Uma madrugada no Carrapateiro Segunda-feira, 9 de setembro de 2013 às 7h 32 - Atualizado às 7h 46 - Por: Amilton Augusto Uma madrugada no Carrapateiro
Eles estão por todo lugar. Vagueiam pelas ruas ou se reúnem em grupos, muitos com roupas sujas, sem higiene pessoal e com olhar perdido, sem perspectiva de vida. É possível notá-los ao passar de carro pela ponte do bairro Niterói, ao cruzar a linha férrea ou simplesmente nas praças e nas principais ruas da cidade a procura de moedas. Mas, para muitos que ainda não entenderam a real situação, essas são pessoas invisíveis. São usuários de crack, a droga que mais avança no Brasil e que mais causa danos à saúde. Chegam a ser chamados de zumbis, por causa dos hábitos noturnos e pela aparência degradante.

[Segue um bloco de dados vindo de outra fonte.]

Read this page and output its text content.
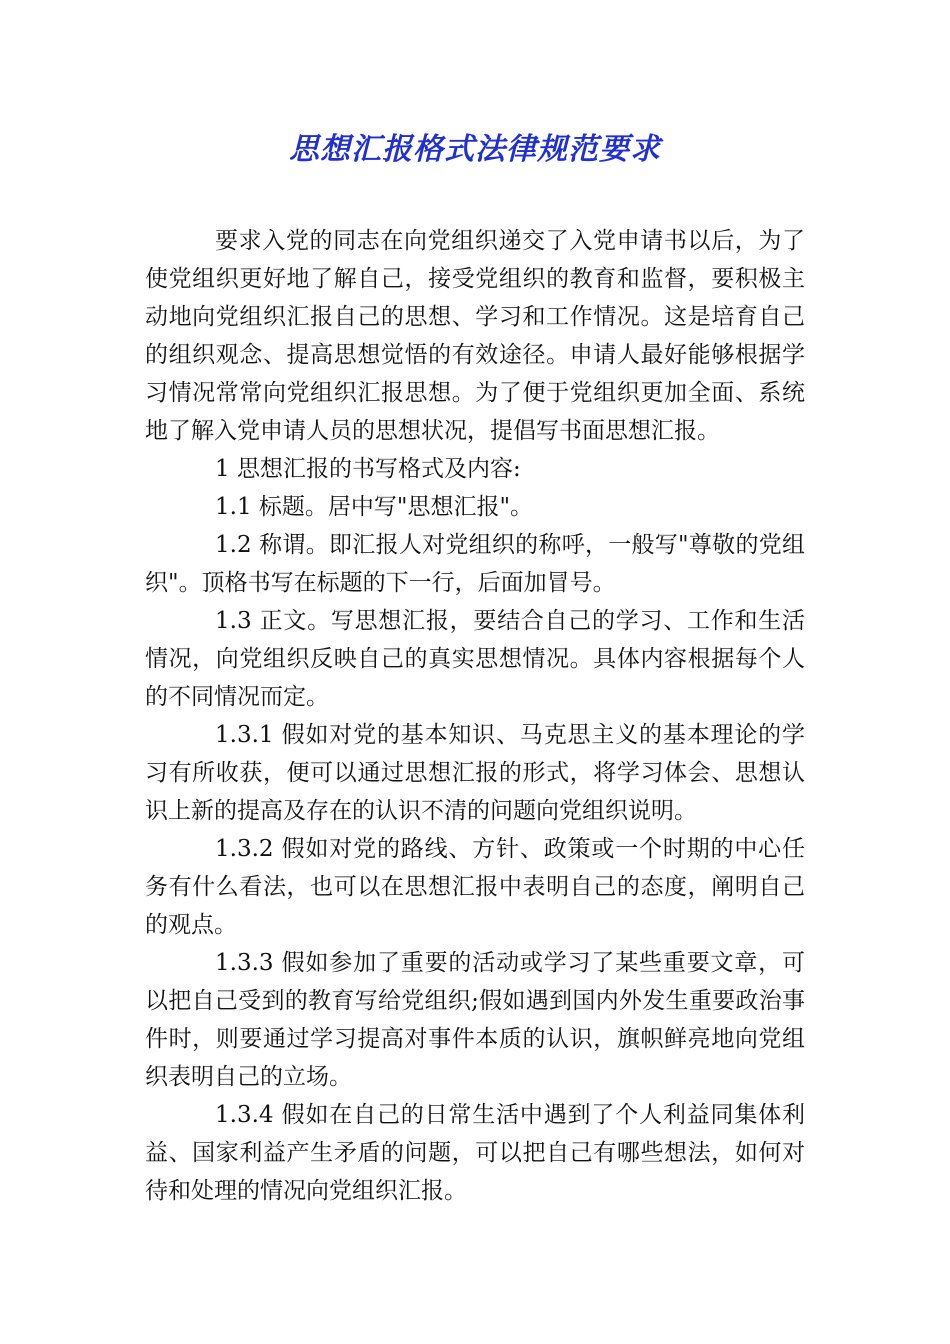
思想汇报格式法律规范要求

要求入党的同志在向党组织递交了入党申请书以后，为了使党组织更好地了解自己，接受党组织的教育和监督，要积极主动地向党组织汇报自己的思想、学习和工作情况。这是培育自己的组织观念、提高思想觉悟的有效途径。申请人最好能够根据学习情况常常向党组织汇报思想。为了便于党组织更加全面、系统地了解入党申请人员的思想状况，提倡写书面思想汇报。

1 思想汇报的书写格式及内容:

1.1 标题。居中写"思想汇报"。

1.2 称谓。即汇报人对党组织的称呼，一般写"尊敬的党组织"。顶格书写在标题的下一行，后面加冒号。

1.3 正文。写思想汇报，要结合自己的学习、工作和生活情况，向党组织反映自己的真实思想情况。具体内容根据每个人的不同情况而定。

1.3.1 假如对党的基本知识、马克思主义的基本理论的学习有所收获，便可以通过思想汇报的形式，将学习体会、思想认识上新的提高及存在的认识不清的问题向党组织说明。

1.3.2 假如对党的路线、方针、政策或一个时期的中心任务有什么看法，也可以在思想汇报中表明自己的态度，阐明自己的观点。

1.3.3 假如参加了重要的活动或学习了某些重要文章，可以把自己受到的教育写给党组织;假如遇到国内外发生重要政治事件时，则要通过学习提高对事件本质的认识，旗帜鲜亮地向党组织表明自己的立场。

1.3.4 假如在自己的日常生活中遇到了个人利益同集体利益、国家利益产生矛盾的问题，可以把自己有哪些想法，如何对待和处理的情况向党组织汇报。
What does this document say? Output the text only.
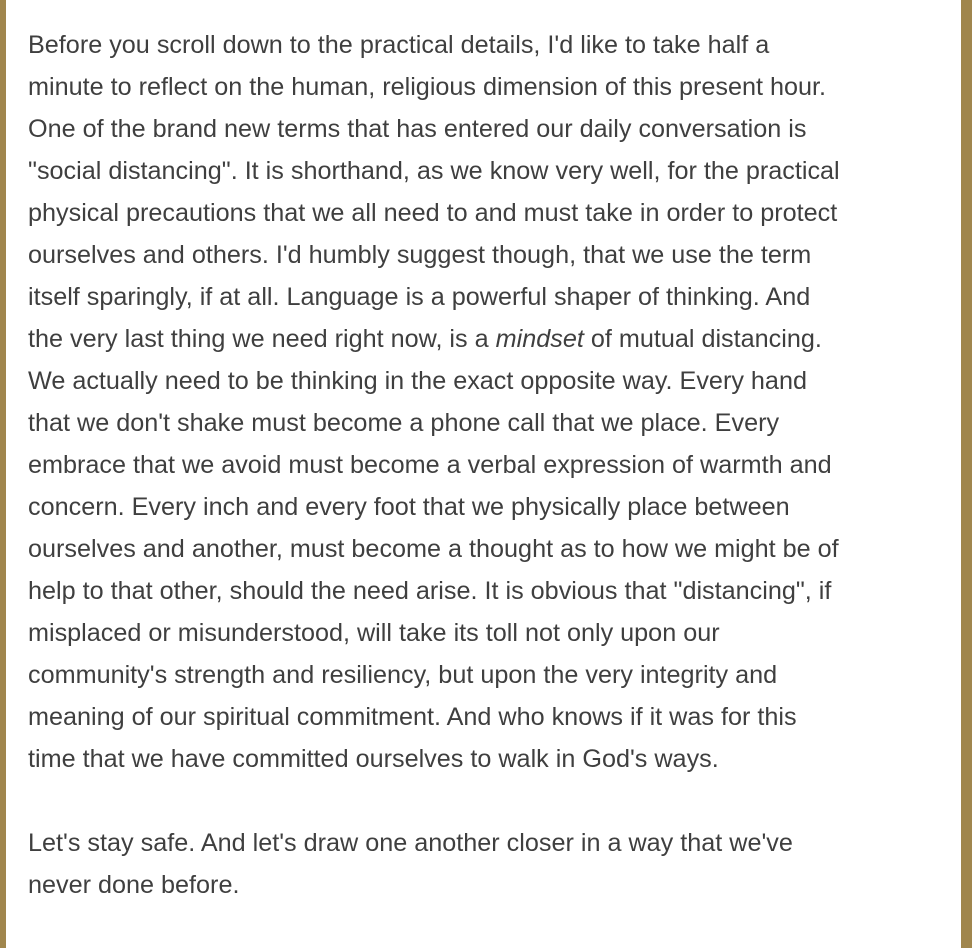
Before you scroll down to the practical details, I'd like to take half a
minute to reflect on the human, religious dimension of this present hour.
One of the brand new terms that has entered our daily conversation is
"social distancing". It is shorthand, as we know very well, for the practical
physical precautions that we all need to and must take in order to protect
ourselves and others. I'd humbly suggest though, that we use the term
itself sparingly, if at all. Language is a powerful shaper of thinking. And
the very last thing we need right now, is a mindset of mutual distancing.
We actually need to be thinking in the exact opposite way. Every hand
that we don't shake must become a phone call that we place. Every
embrace that we avoid must become a verbal expression of warmth and
concern. Every inch and every foot that we physically place between
ourselves and another, must become a thought as to how we might be of
help to that other, should the need arise. It is obvious that "distancing", if
misplaced or misunderstood, will take its toll not only upon our
community's strength and resiliency, but upon the very integrity and
meaning of our spiritual commitment. And who knows if it was for this
time that we have committed ourselves to walk in God's ways.

Let's stay safe. And let's draw one another closer in a way that we've
never done before.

Mas por trás de toda essa situação, ainda existe a condição humana, são pessoas, que embora sigam um caminho errante, sentem e sofrem com a degradação de sua existência e imploram por socorro.
A Gazeta do Oeste acompanhou a rotina do principal ponto de consumo de crack, o Carrapateiro (a cracolândia de Divinópolis), durante uma madrugada. As cenas reveladas atrás do pontilhão de ferro são assustadoras, mais lembram um hospital psiquiátrico sem paredes, nem médicos, apenas com os doentes mentais.
Acompanhamos também voluntários da Casa de Acolhimento Sacramento de Amor durante a distribuição da sopa aos dependentes químicos, conversamos com viciados que vivem na rua e ainda com recuperandos. A Gazeta do Oeste revela a partir de agora a realidade da madrugada do crack e explica porque é tão difícil abandonar o vício.
A Pedra
Estima-se que existe 1,3 milhão de usuários de crack no Brasil, segundo o Levantamento Nacional de Álcool e Drogas, de 2012. O número não demonstra com precisão a realidade, pois leva em conta apenas quem tem residência fixa.
Apenas 15 é a média mensal de internação por transtornos mentais causados por álcool e drogas determinadas pela Justiça mineira. Aproximadamente 70 é o número de usuários contados por esta reportagem em uma única noite no Carrapateiro. Um contraste enorme entre usuários e a oferta de tratamento.
É impossível traçar um único perfil e uma única causa que leva a pessoa a entrar nesse submundo. Existem sujeitos de todas as esferas sociais, uns com formação superior, outras analfabetos, jovens e idosos, homens e mulheres (embora elas sejam a minoria).
Os fatores que os levam a entrar no submundo das drogas pesadas são diversos e em cada caso existe uma história diferente. Geralmente são histórias de vidas frustradas ou pessoas que não são aceitas por determinados grupos sociais. Desde uma simples necessidade de perder a timidez até para superar problemas como a morte, a separação e a fome podem ser causas que despertam esta patologia. É preciso lembrar que a pré-disposição genética do indivíduo é a fonte para entender porque o adicto sente tanta dificuldade para abandonar o vício e também que a adicção não é uma doença em si, mas um sintoma de transtornos mentais complexos.
Quando a cidade dorme
O início da peregrinação pela noite começou com o encontro dessa reportagem com um grupo de quatro voluntários da Casa de Acolhimento Sacramento de Amor, ligados à Igreja Católica. Os voluntários contam com a ajuda de outros que preparam um caldeirão de sopa de macarrão com legumes e oram em nome daqueles que seguem o trilho errado.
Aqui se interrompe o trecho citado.